Is Social Media Stealing Our Self Identity?

Is Social Media Stealing Our Self Identity?

Clarion photo Hannah Madans

By Hannah Madans, Reporter

As a living, breathing teenager, I can confidently state that we live in a world where most people are constantly bombarded by status updates, Snapchats, text messages, and Instagram posts from virtually anyone we feel like hearing or knowing about. As incredible as this reality is, it’s hard to ignore the fact that we as humans now have the ability to portray ourselves in whatever way we choose, whether or not that portrayal is accurate.

This representation of identity, whether it’s accurate or false, is something that as humans we are constantly noticing. “Texting and emailing and posting let us present the self we want to be,” wrote Sherry Turkle, a science and technology professor at Massachusetts Institute of Technology. This seems to resonate to most people, especially due to the fact that most of our readers are teenagers attending a semi-large public high school.

In school, we are surrounded daily by hundreds of peers who — almost guaranteed — all have one thing in common: an image that must be kept up. Our technological devices and the apps downloaded onto them are pieces of us that we have absolute and complete control over. As we are able to post, text, update, and tweet whatever we feel like, our devices allow us to present ourselves to the real world however we’d like to be seen.  

Walking down the halls of Cleveland, we see the same familiar faces every day. The same waves, the same shy smiles, the same awkward small talk on the way to the next class. But outside of school walls, through Instagram posts, Snapchat filters, and status updates, our peers come across as completely different people.

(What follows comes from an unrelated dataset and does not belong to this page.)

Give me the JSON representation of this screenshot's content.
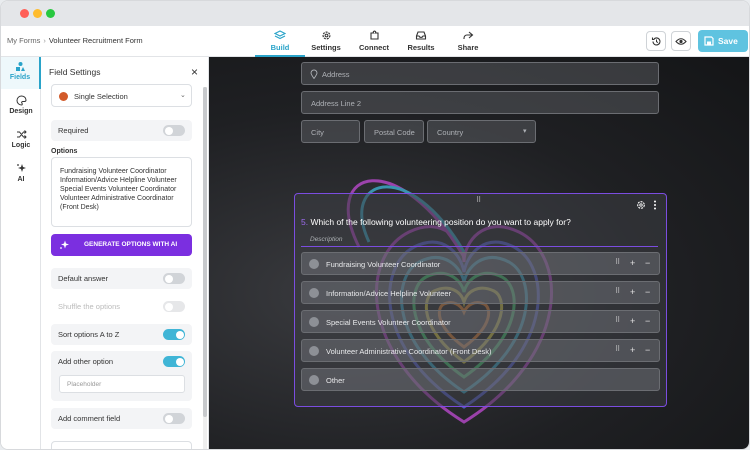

Social media’s disconnect from reality enables its users to post, do, or say whatever they want to, without thinking twice.  

This difference in identities at school versus on social media seems most likely due to the fact that social media creates a sense of detachment between the poster and the viewer. On social media, you have the ability to edit every selfie so it’s just right, fine tune every caption so it reads exactly how you want to be heard, and upload images that fit perfectly with your grid, your aesthetic. This in effect isolates you from real life social interaction, feedback, and self perception. It’s due to this that it becomes easy to begin placing more value on your online identity than who you are at your core. Author Christine Erickson wrote, “Self-image is important, and not always in a narcissistic way. It’s how we define ourselves, and present for others to see. We rely on others’ perceptions, judgments and appraisals to develop our social self.” I can vouch to that fact. Behind a screen, it’s easy to portray yourself exactly the way you want, in whatever light you want to be seen. In real life, especially in the halls of high school, this isn’t always the case.

This idea of false identity is also quite apparent on a larger scale. Take the celebrities we see plastered across billboards, or lining the covers of magazines for example. Kim Kardashian, Heidi Klum, and Angelina Jolie are regarded as some of the most beautiful women in our world today, but how often do you think these celebrities actually post photos of themselves with no makeup, no edits, and no worries about how the public might react?  The tools that exist today for simply editing photos are endless. There are apps that accentuate your features, apps that cover blemishes, apps give you a full face of makeup, and so much more.

In fact, this has become such an epidemic that singer and songwriter Alicia Keys has started a “no makeup movement” among celebrities. After coming out with a powerful essay on the online magazine, “Lenny,” which spoke to the struggles and pressures of being a woman in today’s society, the celeb pledged to stop covering up completely. “Not my face, not my mind, not my soul, not my thoughts, not my dreams, not my struggles, not my emotional growth. Nothing,” she said. And already, in the weeks since then, Keys has made good on her promise. For example, take this newly released cover page from Fault Magazine, where Keys is glowing, even with a bare face:

Keys has continued to live life by her new pledge, and the public has witnessed her transition to fresh faced selfies on Instagram and empowering tweets. Not only is Alicia Keys beautiful without makeup or editing software, she is real.

Whether we’re talking about the celebrities who pop up in our Instagram feeds, or the classmates who we pass by in the hallway each day, social media has completely affected our perception of other humans. The technology and applications that we use on a daily basis have given us the ability to completely rewrite our identities. Although I concede that there are positive factors to this reality, the idea that every post, every Snapchat, every status update we scroll past has the possibility of being untrue? It’s a fact that we as humans should be aware of. When talking about this reality, commentary writer Jim Taylor put it best:

“Social influences, accelerated by the recent explosion of technology, may be shaping our self-identities in ways in which most of us aren’t the least bit aware.”